The New Testament also defines life in such a way as to equate it with creaturely existence.

  • Matthew 2:20 “saying, ‘Get up, take the child and his mother, and go to the land of Israel, for those who were seeking the child’s life are dead'” (NET).

The enemies of Christ were seeking to put him to death — to end his creaturely existence. They were seeking his “soul” (ψυχή) in order to kill it.

  • Mark 3:4 “Then he said to them, “Is it lawful to do good on the Sabbath, or evil, to save a life or destroy it?” But they were silent” (NET).

The word “life” here is also psuche — referring to the creaturely life saved from the destruction of death.

  • Mark 8:36 “For what benefit is it for a person to gain the whole world, yet forfeit his life?” (NET).

Again, the word is psuche — a word that traditionalists insist refers to some immortal soul. But Christ’s argument makes no sense if the life he refers to cannot be forfeited.

death

“but you must not eat from the tree of the knowledge of good and evil, for when you eat from it you will surely die.” (NET)

God’s warning to Adam was more specific than most translations reflect. He said that upon eating the forbidden fruit, Adam and his descendants would immediately become mortal (מוֹת) and that would result in each human being eventually dying (תָּמֽוּת‎). The truth of the statement is evidenced by all the cemeteries and crematoriums around us. Human beings are mortal, and each one of us has a tombstone awaiting a final date to be added. In spite of this, popular religion continues to deny the reality of our mortality.

The New Testament cannot be blamed for this stubborn resistance to the truth.

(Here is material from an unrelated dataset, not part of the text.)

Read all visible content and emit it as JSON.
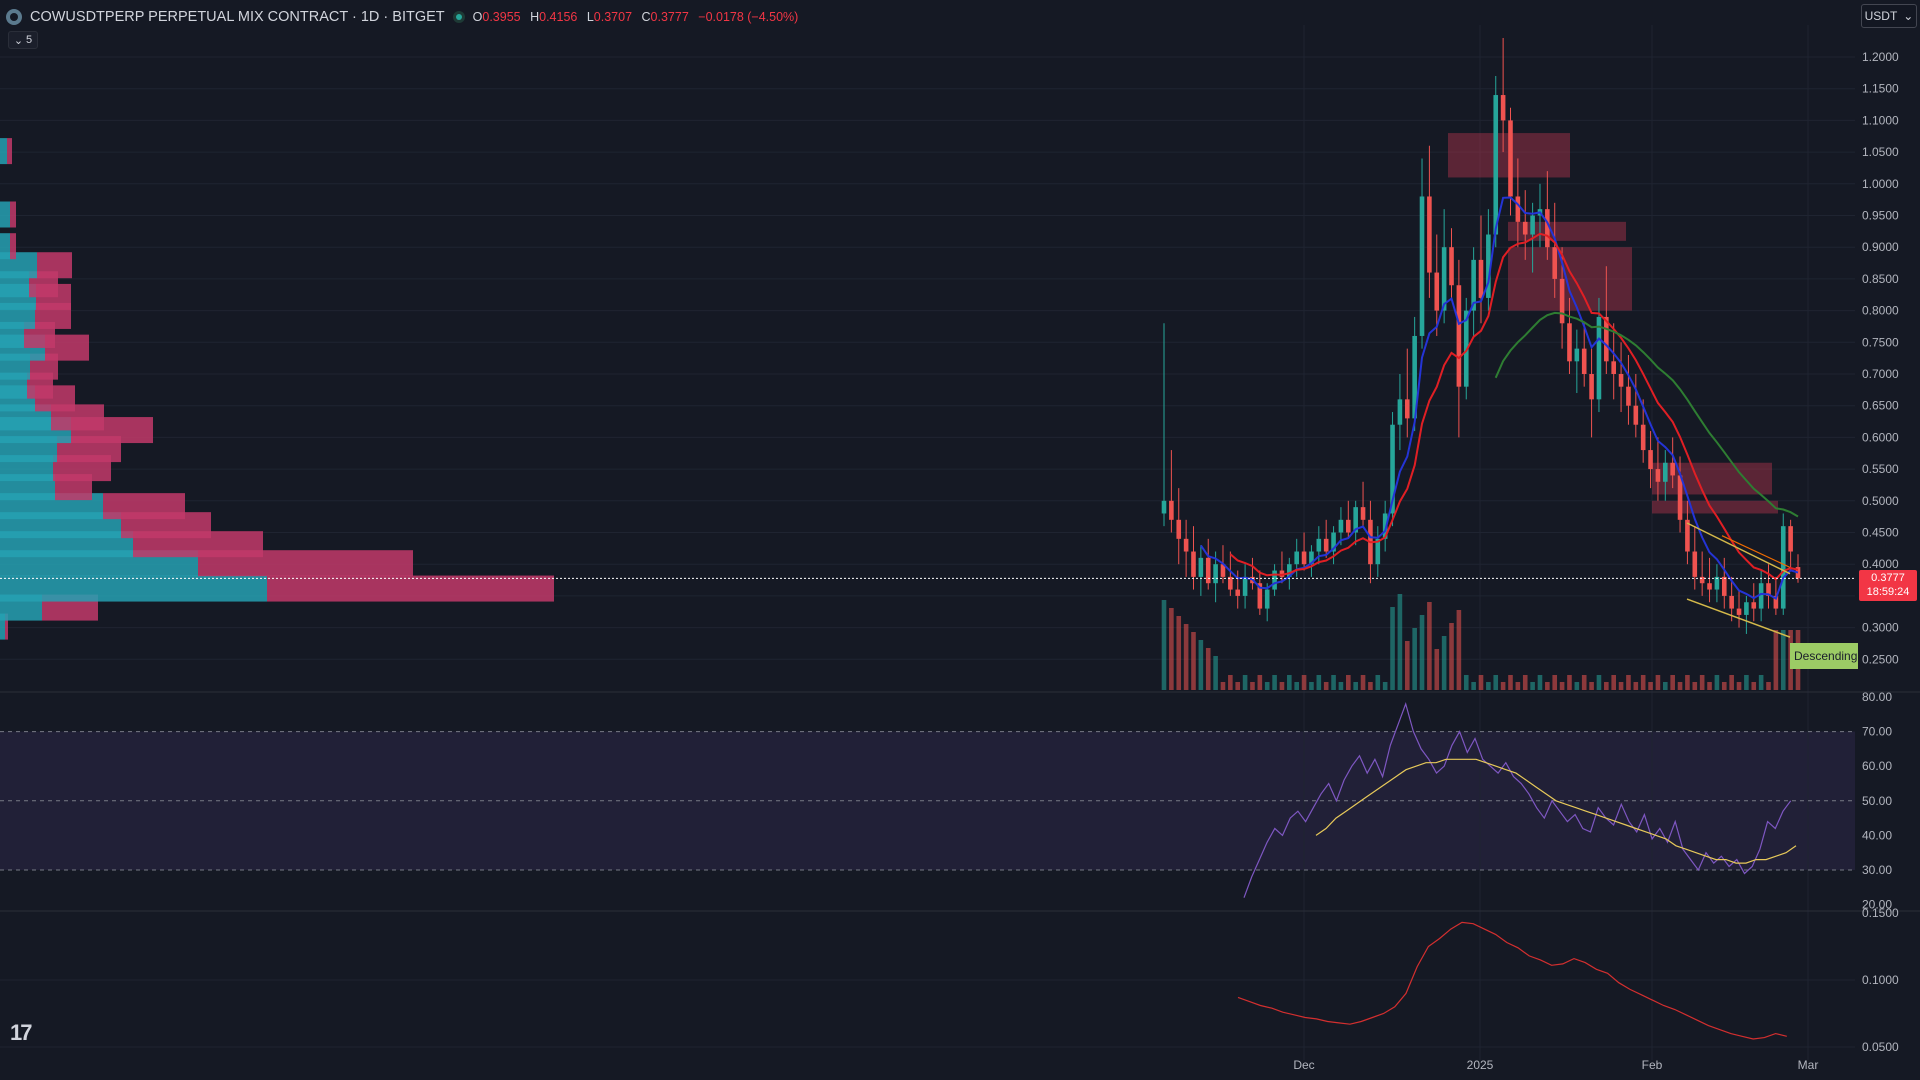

  • Romans 5:17 “by the transgression of the one man, death reigned” (NET).

  • Romans 6:23 “For the payoff of sin is death” (NET)

  • 1 Corinthians 15:21,22 “death came through a man”,”in Adam all die” (NET)

  • Hebrews 9:27 “people are appointed to die” (NET).

The good news of the gospel is not that death is unreal, but that through Christ we can be raised to another life — a permanent life that will never die. But the traditionalists have ripped the heart out of this gospel truth by insisting that everyone already has eternal life. They suggest that the real question is not whether you have eternal life, but where you are going to spend eternity.

The real abusers of the scriptural meaning of the words “life” and “death” are those who claim they are code words. “Life” means eternal life in heaven while “death” means eternal life in hell. Conditionalists see the Bible as a revelation of truth — a truth so plain that it does not need to be decoded. To die is to perish, to be destroyed, to be no more. To live is to avoid that fate. The good news from our Savior is that he is coming to raise us to live the permanent life he promised.